VikParuchuri/marker

Abrubt Termination (Without any error) on Google Colab, AWS EC2

G999n opened this issue · 4 comments

The conversion process abruptly terminates at random intervals in the Detecting Boxes Stage on Google Colab and AWS EC2 instance (WIndows). The percentage value varies randomly.

AWS EC2
image

Google Colab
image

Document size is 198 pages with a mixture of selectable text, scanned text, screenshots of certificates, tables, scanned images of printed tables, etc.

what was the file size? how many pages? i can be that the instances runs out of memory.

what was the file size? how many pages? i can be that the instances runs out of memory.

Document size is 198 pages with a mixture of selectable text, scanned text, screenshots of certificates, tables, scanned images of printed tables, etc.

The file size is 15.6 MB.
As per the instructions, I was using freeRAM//3 as the batch_multiplier
--batch_multiplier 3 on Colab (which had 11 GB of free RAM)
--batch_multiplier 2 (and then tried 1 too) on AWS EC2 (which had 8 GB of RAM)
However, both of the above were CPU instances. I wasn't using any GPU in colab or EC2.

The conversion worked fine on vast.ai's jupyter lab instance with RTX 4090 (24 GB VRAM) and 32 GB RAM. I had used --batch_multiplier 7 here.

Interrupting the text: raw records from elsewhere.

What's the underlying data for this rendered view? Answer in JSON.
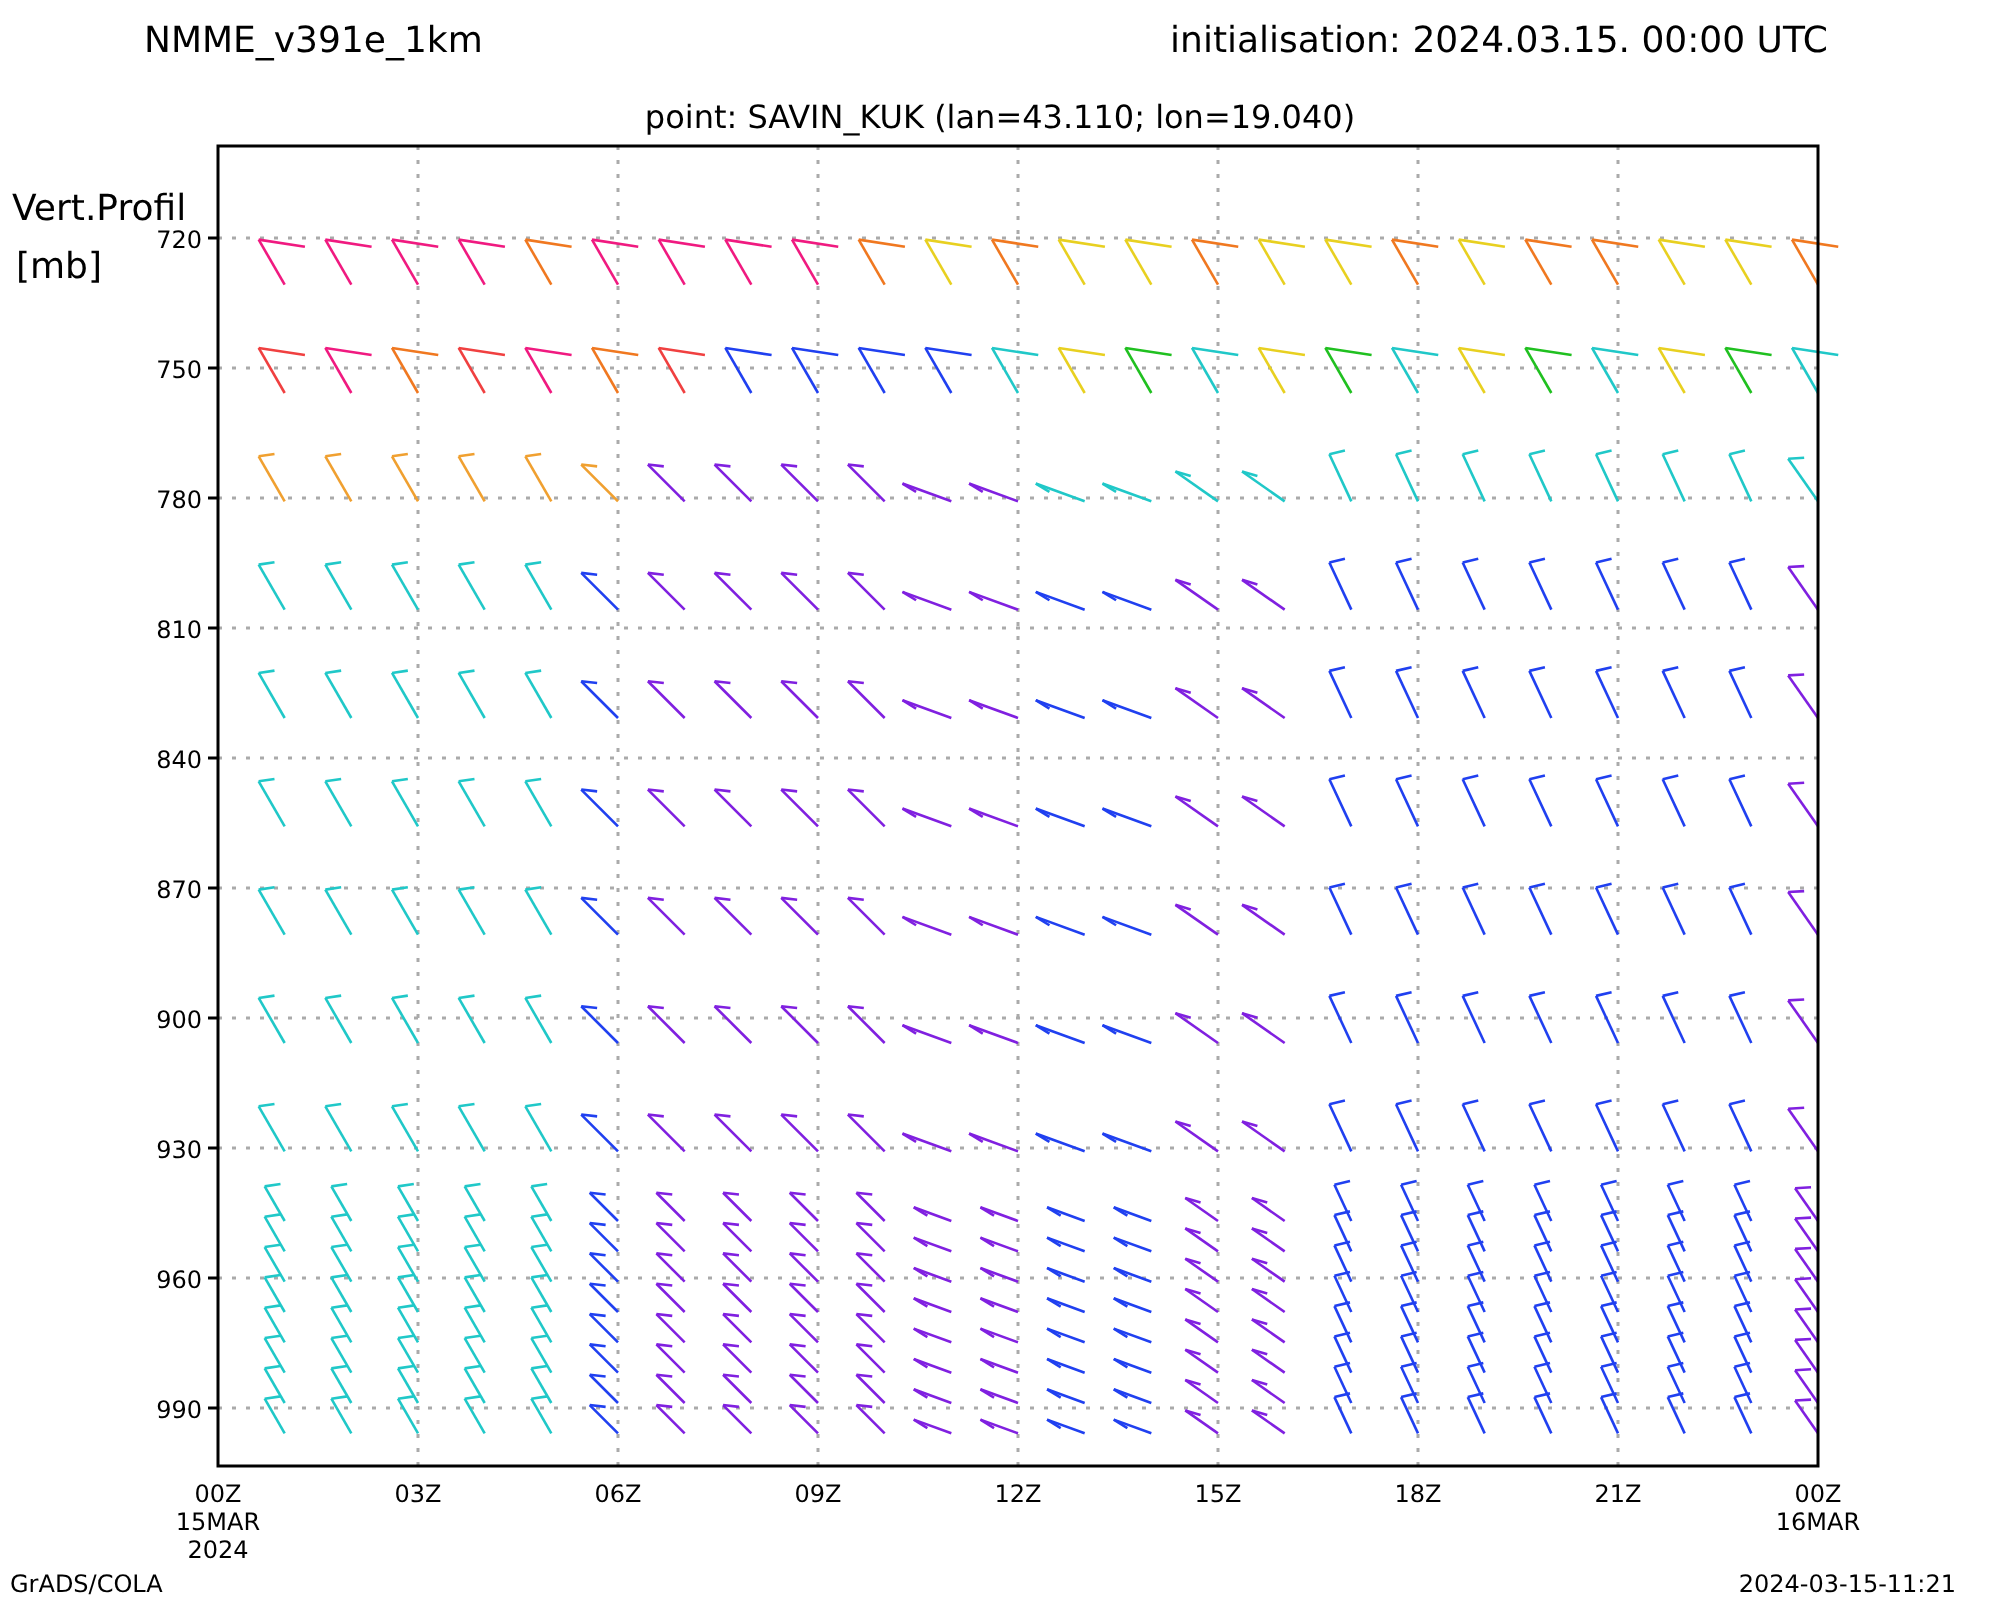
{
  "header": {
    "model": "NMME_v391e_1km",
    "initialisation": "initialisation: 2024.03.15. 00:00 UTC",
    "point": "point: SAVIN_KUK (lan=43.110; lon=19.040)"
  },
  "y_axis": {
    "title": "Vert.Profil",
    "unit": "[mb]",
    "ticks": [
      "720",
      "750",
      "780",
      "810",
      "840",
      "870",
      "900",
      "930",
      "960",
      "990"
    ]
  },
  "x_axis": {
    "ticks": [
      {
        "label": "00Z",
        "date": "15MAR",
        "year": "2024"
      },
      {
        "label": "03Z"
      },
      {
        "label": "06Z"
      },
      {
        "label": "09Z"
      },
      {
        "label": "12Z"
      },
      {
        "label": "15Z"
      },
      {
        "label": "18Z"
      },
      {
        "label": "21Z"
      },
      {
        "label": "00Z",
        "date": "16MAR"
      }
    ]
  },
  "footer": {
    "credit": "GrADS/COLA",
    "timestamp": "2024-03-15-11:21"
  }
}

Apart from the memory required for the batches (which is ~3GB per batch), I had assumed that a minimal memory will be required by the program that would be constant regardless of the pdf size. Is it not the case?

The vram is limited and will not go up with page size, but you ram will.

A workaround would be slicing your pdf with PyMuPDF in smaller batches and merging the results.

All right
Thanks a lot